Une maison à Bogotá de Santiago Gamboa par Camilo Bogoya González

Santiago Gamboa, Une maison à Bogotá, traduit de l’espagnol (Colombie) par François Gaudry, Métailié, 2022, 192 p. [Una casa en Bogotá, Random House, 2014]

Les demeures du romancier

Depuis son deuxième roman, Perdre est une question de méthode (1997), Santiago Gamboa est entré dans le canon des romanciers colombiens internationalement reconnus. Pour s’en assurer, il suffit d’ouvrir l’Encyclopédie Universalis et parcourir le chapitre consacré à la littérature latino-américaine, lire l’article qui date des années 2000 et se rendre compte que Gamboa y apparaît déjà avec son deuxième et son troisième roman, c’est-à-dire, Perdre est une question de méthode et Les Captifs du Lys blanc (2001).

Deux décennies plus tard, et avec huit ans de retard, la traduction française d’Une maison à Bogotá (2014) est publiée en 2022. Ce n’est pas un roman à suspense, ce qui en fait un objet unique si on le compare aux autres œuvres de Gamboa. Une maison à Bogotá raconte l’histoire d’un philologue qui remporte le prix d’essai Rubén Bonifaz Nuño ce qui lui permet d’acheter la maison dont il a toujours rêvé, celle qu’il observait émerveillé dans son enfance, quand il est devenu orphelin, c’est-à-dire l’époque où il a perdu sa place dans le monde. La nouvelle maison est un miroir déformé de celle de son enfance qui a été dévorée par l’incendie dans lequel ses parents ont péri. Le narrateur de quarante-huit ans s’installe dans cette maison avec sa tante. Cette avocate et diplomate très proche de la gauche intellectuelle des années 1960, l’a élevé dès l’âge de six ans. Une tante qui, par ses voyages fréquents, déplace le centre du roman vers d’autres maisons dans diverses parties du monde, un mouvement de va-et-vient très habituel dans l’univers cosmopolite de Gamboa. 

Le roman fait fusionner alors la vraie maison, celle où écrit le narrateur, et la maison fondatrice et perdue qui rôde du début à la fin, une enceinte de nostalgie et de culpabilité qui préserve les secrets de la famille et ne dévoile qu’à la fin l’avenir surprenant des personnages. Le roman nous apprend qu’une maison est une extension du corps avec ses désirs et ses angoisses, une seconde demeure utérine où les couloirs, les chambres, les objets sont la face visible de ce que nous sommes, de ce que nous étions, de ce que nous cachons.

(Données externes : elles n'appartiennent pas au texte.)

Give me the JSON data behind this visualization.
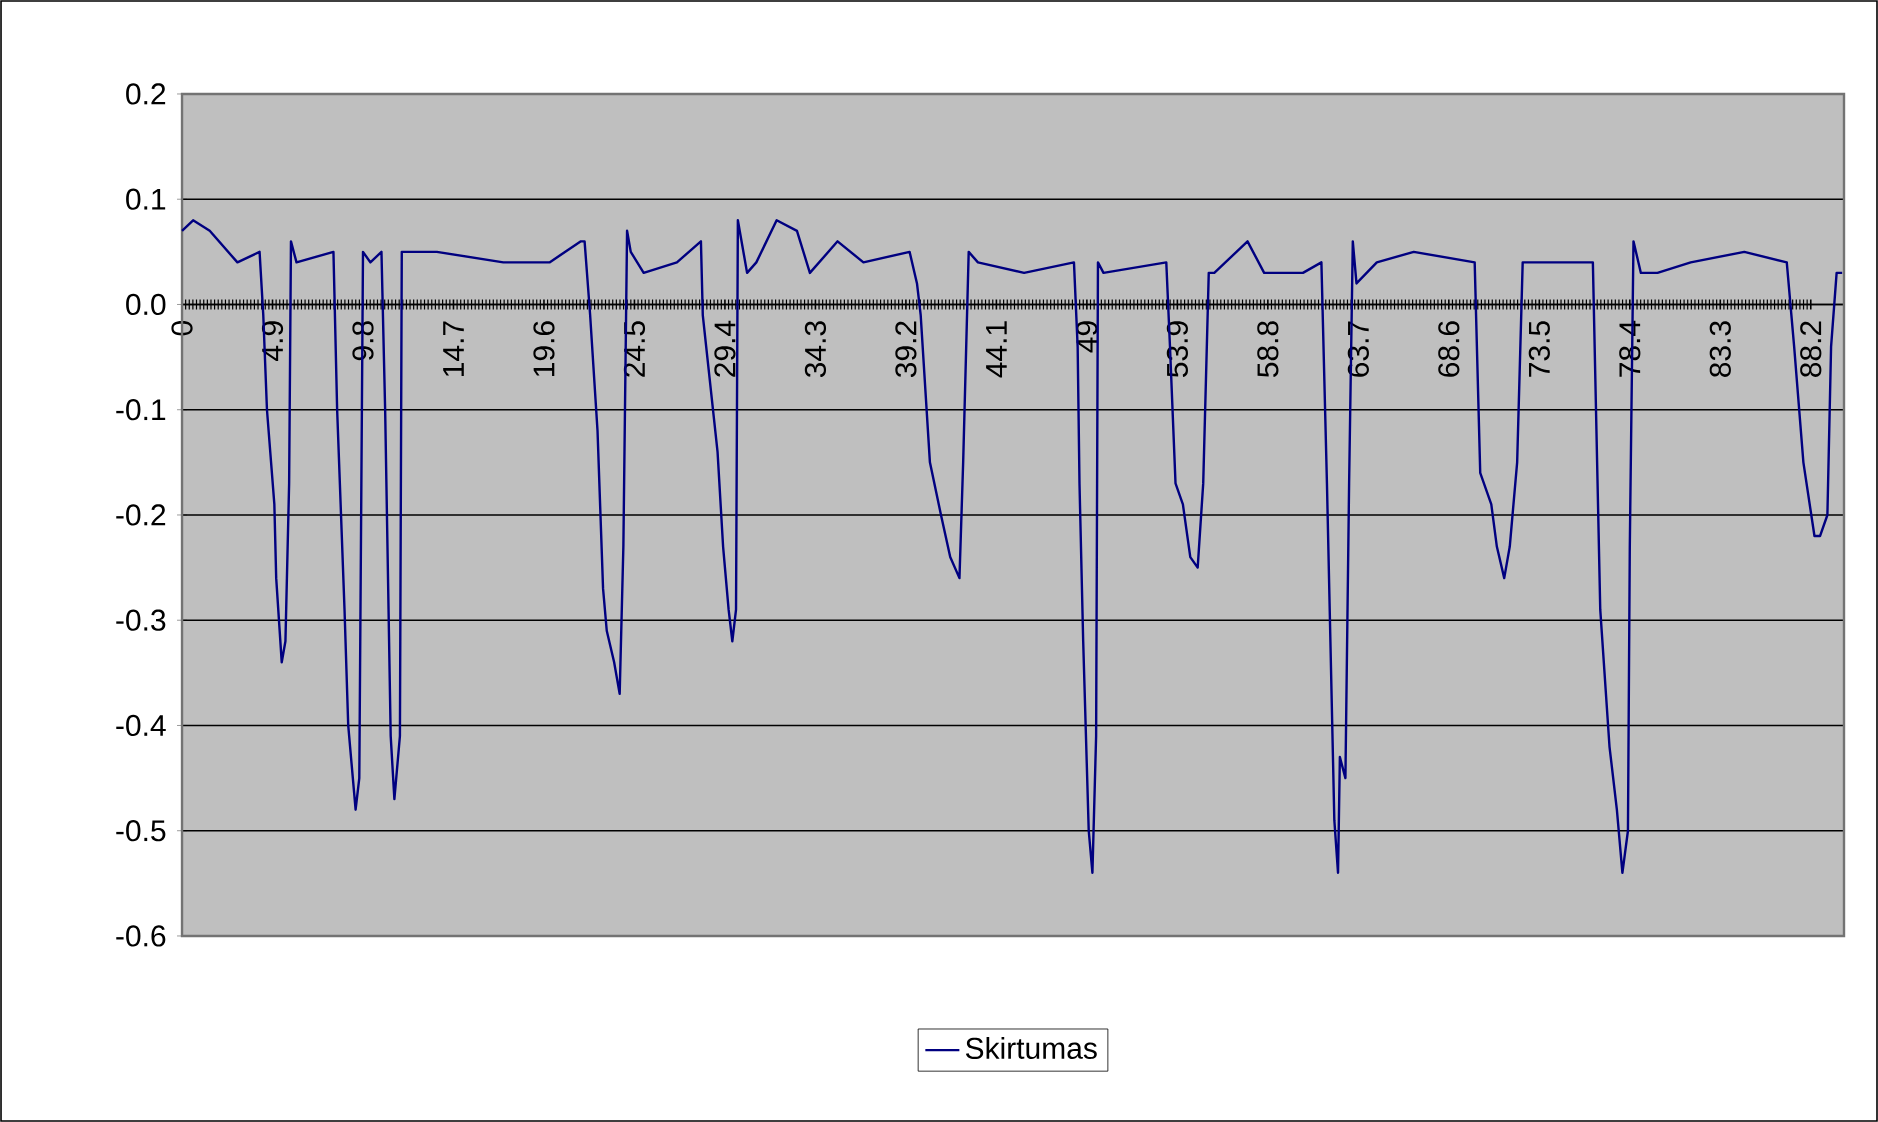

Ce n’est donc pas un roman policier. L’intérêt est nourri par les souvenirs et les associations qui naissent de chaque lieu. C’est un roman de divagation, de digression, de voyages à travers l’histoire du pays, à travers quelques moments de l’histoire du monde, et à travers deux générations, celle du narrateur et celle de sa tante. De délicieuses histoires que l’on lit en passant de la salle de bain à la chambre, au grenier, à la bibliothèque. La maison est le décor de la reconstitution du roman familial et, bien sûr, de la vie de chacun de nous, puisque tous les lecteurs ont partiellement vécu le roman de Gamboa : nous avons tous une maison, un lieu d’où nous partons et où nous retournons un jour, ou pas. 

Dans ce roman d’espaces extérieurs, intérieurs et symboliques, il y a un large divan pour l’érotisme. À l’heure où tout peut être dit, Gamboa raconte l’érotisme avec humour et hilarité. En évitant les lieux communs, il laisse libre cours à l’autobiographie sentimentale du narrateur, et propose même dans certains chapitres un mélange réussi de discours scientifique et dissertation libidineuse. 

Dans Une maison à Bogotá, l’écriture a au moins deux facettes ; le débordement en est une. Cela se voit dans les passages de colère verbale où la religion, les politiciens, la cuisine créole, la fausse gauche, sont attaqués ; des harangues où la langue se charge de critique sociale en s’en prenant aux mentalités les plus récalcitrantes. L’autre facette est la réflexion sur l’écriture, tendance minoritaire il est vrai, et donc plus visible, moment où l’on spécule sur la fonction des mots : « l’écriture est une façon comme une autre d’attendre la mort ». Une vie faite de mots … tel est la construction de la littérature, une demeure intérieure dans laquelle on entre dans la salle de bain, on regarde par la fenêtre, on range des choses dans le grenier, on cache des histoires dans les chambres, on monte et on descend des escaliers, une maison qui résiste aux nombreux incendies de ses détracteurs, une maison peut-être plus solide que les maisons de l’enfance.